Frequently reported side effects of this drug

• Headache
• Common cold symptoms
• Sinus pain
• Sore throat
• Muscle pain
• Passing gas

Other side effects of this drug: Talk with your doctor right away if you have any of these signs of:

• Heart problems like cough or shortness of breath that is new or worse, swelling of the ankles or legs, abnormal heartbeat, weight gain of more than five pounds in 24 hours, dizziness, or passing out.
• Bone pain
• Severe loss of strength and energy
• Chest pain
• Vision changes
• Painful urination
• Blood in the urine
• Passing a lot of urine
• Low blood sugar like dizziness, headache, fatigue, feeling weak, shaking, fast heartbeat, confusion, increased hunger, or sweating.
• Liver problems like dark urine, fatigue, lack of appetite, nausea, abdominal pain, light-colored stools, vomiting, or yellow skin.
• Signs of a significant reaction like wheezing; chest tightness; fever; itching; bad cough; blue skin color; seizures; or swelling of face, lips, tongue, or throat.

Note: This is not a comprehensive list of all side effects. Talk to your doctor if you have questions.

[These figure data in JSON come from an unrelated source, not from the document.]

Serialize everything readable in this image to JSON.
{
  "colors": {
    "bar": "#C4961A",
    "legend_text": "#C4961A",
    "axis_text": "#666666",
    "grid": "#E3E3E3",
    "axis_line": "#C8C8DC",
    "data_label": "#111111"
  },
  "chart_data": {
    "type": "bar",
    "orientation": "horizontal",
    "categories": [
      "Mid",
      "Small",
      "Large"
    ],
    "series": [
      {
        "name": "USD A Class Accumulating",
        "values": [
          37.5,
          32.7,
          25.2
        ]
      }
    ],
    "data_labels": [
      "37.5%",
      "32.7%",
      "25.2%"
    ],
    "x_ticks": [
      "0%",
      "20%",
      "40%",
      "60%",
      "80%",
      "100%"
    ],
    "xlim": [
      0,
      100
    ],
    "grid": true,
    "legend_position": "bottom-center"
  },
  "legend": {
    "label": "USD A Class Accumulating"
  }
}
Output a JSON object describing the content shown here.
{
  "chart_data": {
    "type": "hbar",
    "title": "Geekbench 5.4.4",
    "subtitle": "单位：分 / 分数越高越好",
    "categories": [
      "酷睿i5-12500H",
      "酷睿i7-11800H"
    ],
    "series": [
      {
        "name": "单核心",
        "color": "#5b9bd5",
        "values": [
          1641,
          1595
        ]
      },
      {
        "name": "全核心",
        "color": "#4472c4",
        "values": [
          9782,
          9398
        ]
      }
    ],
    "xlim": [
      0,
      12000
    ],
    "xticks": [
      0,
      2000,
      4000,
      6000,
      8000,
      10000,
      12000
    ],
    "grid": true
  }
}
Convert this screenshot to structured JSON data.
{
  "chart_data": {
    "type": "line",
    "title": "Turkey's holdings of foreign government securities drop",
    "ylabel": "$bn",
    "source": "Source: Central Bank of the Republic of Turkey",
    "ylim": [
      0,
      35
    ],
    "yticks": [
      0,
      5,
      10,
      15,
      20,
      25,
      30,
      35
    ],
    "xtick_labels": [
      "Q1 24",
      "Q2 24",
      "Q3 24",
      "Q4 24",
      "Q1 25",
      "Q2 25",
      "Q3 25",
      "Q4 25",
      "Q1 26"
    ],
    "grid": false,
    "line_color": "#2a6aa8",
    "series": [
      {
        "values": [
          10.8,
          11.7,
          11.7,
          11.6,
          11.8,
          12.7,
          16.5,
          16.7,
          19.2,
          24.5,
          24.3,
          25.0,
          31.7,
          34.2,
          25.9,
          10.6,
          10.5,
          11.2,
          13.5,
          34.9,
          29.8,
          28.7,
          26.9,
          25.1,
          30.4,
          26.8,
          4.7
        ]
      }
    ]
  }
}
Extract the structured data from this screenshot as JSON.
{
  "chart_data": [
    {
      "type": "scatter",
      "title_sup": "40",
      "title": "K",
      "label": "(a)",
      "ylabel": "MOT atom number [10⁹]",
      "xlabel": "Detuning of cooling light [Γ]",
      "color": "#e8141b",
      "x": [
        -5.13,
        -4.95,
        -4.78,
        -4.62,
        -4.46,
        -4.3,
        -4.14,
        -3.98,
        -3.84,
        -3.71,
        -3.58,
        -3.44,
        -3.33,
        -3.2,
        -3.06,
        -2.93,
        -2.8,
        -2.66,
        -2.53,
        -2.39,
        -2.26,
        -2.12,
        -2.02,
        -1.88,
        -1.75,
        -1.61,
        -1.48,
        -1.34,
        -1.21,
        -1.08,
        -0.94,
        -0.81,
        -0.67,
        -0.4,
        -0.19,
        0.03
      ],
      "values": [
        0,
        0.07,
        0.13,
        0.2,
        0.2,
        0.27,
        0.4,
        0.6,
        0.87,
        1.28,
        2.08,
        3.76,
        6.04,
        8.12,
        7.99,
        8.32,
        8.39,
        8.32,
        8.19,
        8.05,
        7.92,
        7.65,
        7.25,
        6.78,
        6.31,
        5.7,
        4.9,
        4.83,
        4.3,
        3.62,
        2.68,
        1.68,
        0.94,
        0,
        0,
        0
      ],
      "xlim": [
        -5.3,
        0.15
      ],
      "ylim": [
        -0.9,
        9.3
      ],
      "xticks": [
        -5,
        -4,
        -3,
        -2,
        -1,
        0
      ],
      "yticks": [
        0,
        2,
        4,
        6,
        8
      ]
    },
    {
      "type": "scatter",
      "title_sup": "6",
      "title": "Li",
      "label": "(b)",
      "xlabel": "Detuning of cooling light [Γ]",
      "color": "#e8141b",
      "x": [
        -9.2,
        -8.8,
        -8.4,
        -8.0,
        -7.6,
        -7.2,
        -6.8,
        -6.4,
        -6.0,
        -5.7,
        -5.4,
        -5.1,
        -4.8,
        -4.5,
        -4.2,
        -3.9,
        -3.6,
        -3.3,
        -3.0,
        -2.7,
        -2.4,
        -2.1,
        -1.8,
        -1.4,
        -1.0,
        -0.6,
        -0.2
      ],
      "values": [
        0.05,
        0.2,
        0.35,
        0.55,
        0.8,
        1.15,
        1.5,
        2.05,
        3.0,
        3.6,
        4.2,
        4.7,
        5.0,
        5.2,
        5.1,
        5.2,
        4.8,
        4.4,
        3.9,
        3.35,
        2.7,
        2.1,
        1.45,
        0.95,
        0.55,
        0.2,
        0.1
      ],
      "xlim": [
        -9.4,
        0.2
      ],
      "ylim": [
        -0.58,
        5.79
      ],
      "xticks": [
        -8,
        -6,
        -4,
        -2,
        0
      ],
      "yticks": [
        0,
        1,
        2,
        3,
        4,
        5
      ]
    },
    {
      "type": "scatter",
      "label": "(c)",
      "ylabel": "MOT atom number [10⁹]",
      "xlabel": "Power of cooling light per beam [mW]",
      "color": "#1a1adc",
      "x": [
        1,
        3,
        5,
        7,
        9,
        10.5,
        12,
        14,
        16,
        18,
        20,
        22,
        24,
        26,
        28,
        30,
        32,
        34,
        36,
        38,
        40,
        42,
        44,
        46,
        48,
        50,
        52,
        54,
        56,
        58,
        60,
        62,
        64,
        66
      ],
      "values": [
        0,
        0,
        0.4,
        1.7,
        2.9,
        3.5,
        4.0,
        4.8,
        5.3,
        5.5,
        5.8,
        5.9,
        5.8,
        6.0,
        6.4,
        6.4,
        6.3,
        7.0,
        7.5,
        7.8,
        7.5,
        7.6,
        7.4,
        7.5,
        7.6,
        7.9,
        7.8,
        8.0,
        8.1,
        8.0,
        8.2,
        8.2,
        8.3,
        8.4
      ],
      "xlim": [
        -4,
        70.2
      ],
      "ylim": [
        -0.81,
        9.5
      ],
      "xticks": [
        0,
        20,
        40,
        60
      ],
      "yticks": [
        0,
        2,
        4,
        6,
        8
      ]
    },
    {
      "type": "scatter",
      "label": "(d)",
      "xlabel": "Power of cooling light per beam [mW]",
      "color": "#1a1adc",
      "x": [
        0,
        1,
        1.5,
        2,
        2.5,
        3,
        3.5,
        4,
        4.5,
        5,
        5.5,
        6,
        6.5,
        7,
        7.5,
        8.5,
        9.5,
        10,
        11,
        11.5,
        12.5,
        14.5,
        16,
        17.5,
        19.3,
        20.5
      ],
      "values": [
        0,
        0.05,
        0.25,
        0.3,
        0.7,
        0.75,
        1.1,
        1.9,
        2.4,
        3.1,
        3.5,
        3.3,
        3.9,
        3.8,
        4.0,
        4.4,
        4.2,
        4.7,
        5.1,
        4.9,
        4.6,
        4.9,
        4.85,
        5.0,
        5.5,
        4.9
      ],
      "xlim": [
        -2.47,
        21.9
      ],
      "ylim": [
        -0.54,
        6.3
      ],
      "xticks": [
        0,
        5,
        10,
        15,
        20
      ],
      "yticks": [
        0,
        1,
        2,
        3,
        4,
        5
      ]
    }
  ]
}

Consumer Information Use and Disclaimer: This information should not be used to decide whether or not to take this medicine or any other medicine. Only the healthcare provider has the knowledge and training to decide which medicines are right for a specific patient. This information does not endorse any medicine as safe, effective, or approved for treating any patient or health condition. This is only a brief summary of general information about this medicine. It does NOT include all information about the possible uses, directions, warnings, precautions, interactions, adverse effects, or risks that may apply to this medicine. This information is not specific medical advice and does not replace information you receive from the healthcare provider. You must talk with the healthcare provider for complete information about the risks and benefits of using this medicine.